Il ne fallait pas arriver en retard au stade pour cette confrontation entre le FUS de Rabat et le RCA Zemamra.
Dans une Botola post-CAN qui peine à retrouver son lustre et ses tribunes d’antan, ce duel a au moins eu le mérite d’offrir des émotions et… des buts.
Certes, comme beaucoup de rencontres depuis la reprise du championnat marocain, le spectacle n’a pas toujours atteint des sommets en termes de qualité de jeu. Mais avec cinq réalisations au compteur, le suspense a fini par s’inviter et tenir les spectateurs en haleine jusqu’au bout.
Les Rbatis ont d’abord cru avoir fait le plus dur en menant 2-0. Maîtrise apparente, gestion du tempo, efficacité devant les cages : tous les ingrédients semblaient réunis pour une soirée tranquille. C’était sans compter sur la réaction d’orgueil des Doukkalis. Loin de sombrer, ces derniers ont fait preuve d’un caractère remarquable. À la surprise générale, ils sont revenus au score, égalisant avec détermination et rouvrant totalement le match.
Portés par l’ambition de s’éloigner de la zone rouge, les joueurs de Zemamra n’ont jamais fermé le jeu. Pas question de se contenter d’un nul précieux : ils ont continué à attaquer, à prendre des risques, à jouer leur chance à fond. Une audace qui aurait pu être récompensée.
Car les deux formations ont eu l’opportunité de faire basculer définitivement la rencontre. Mais dans un championnat où chaque point pèse lourd, ce sont les Rbatis, plus que jamais concernés par le spectre de la relégation, qui ont eu le dernier mot. Un coup de tête décisif de Benichou est venu sceller le sort du match et offrir au FUS une victoire aussi précieuse que libératrice.

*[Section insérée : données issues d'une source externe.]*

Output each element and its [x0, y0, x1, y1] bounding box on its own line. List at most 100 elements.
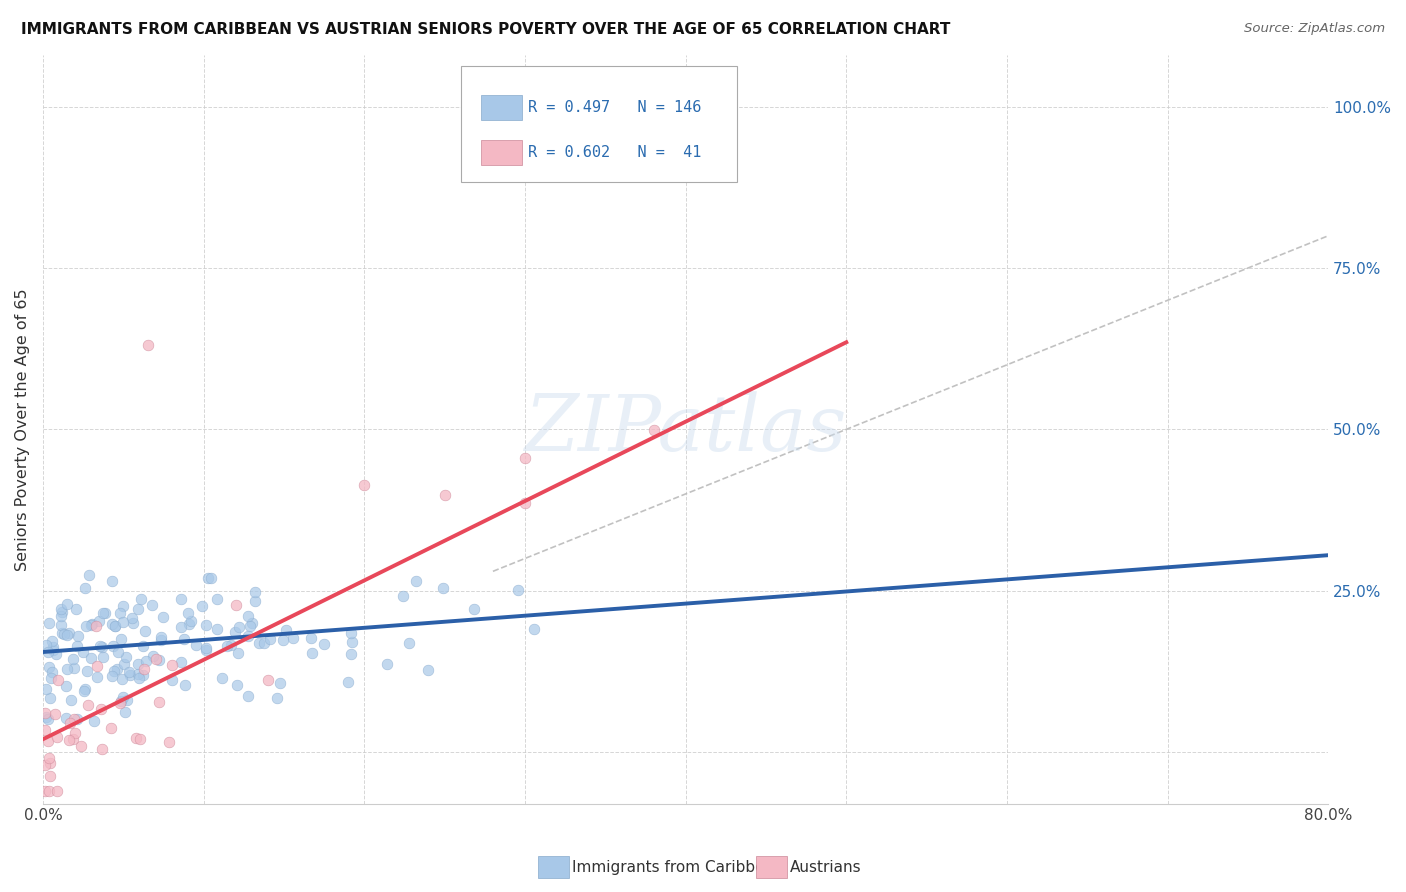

Ce succès permet aux hommes de la capitale de respirer, au moins provisoirement, dans une Botola où, en dehors des cinq ou six équipes solidement installées en tête, personne n’est réellement à l’abri. À des degrés divers, la majorité des clubs regarde derrière elle, calculant, redoutant et espérant.
Quant aux Doukkalis, ils peuvent nourrir des regrets, mais certainement pas de honte. Leur prestation prouve qu’ils ont les ressources pour se maintenir. À condition toutefois de transformer rapidement cette générosité dans le jeu en points concrets. Car dans cette Botola impitoyable, la moindre série négative peut vous faire glisser vers ces places peu enviables qui mènent directement à l’étage inférieur.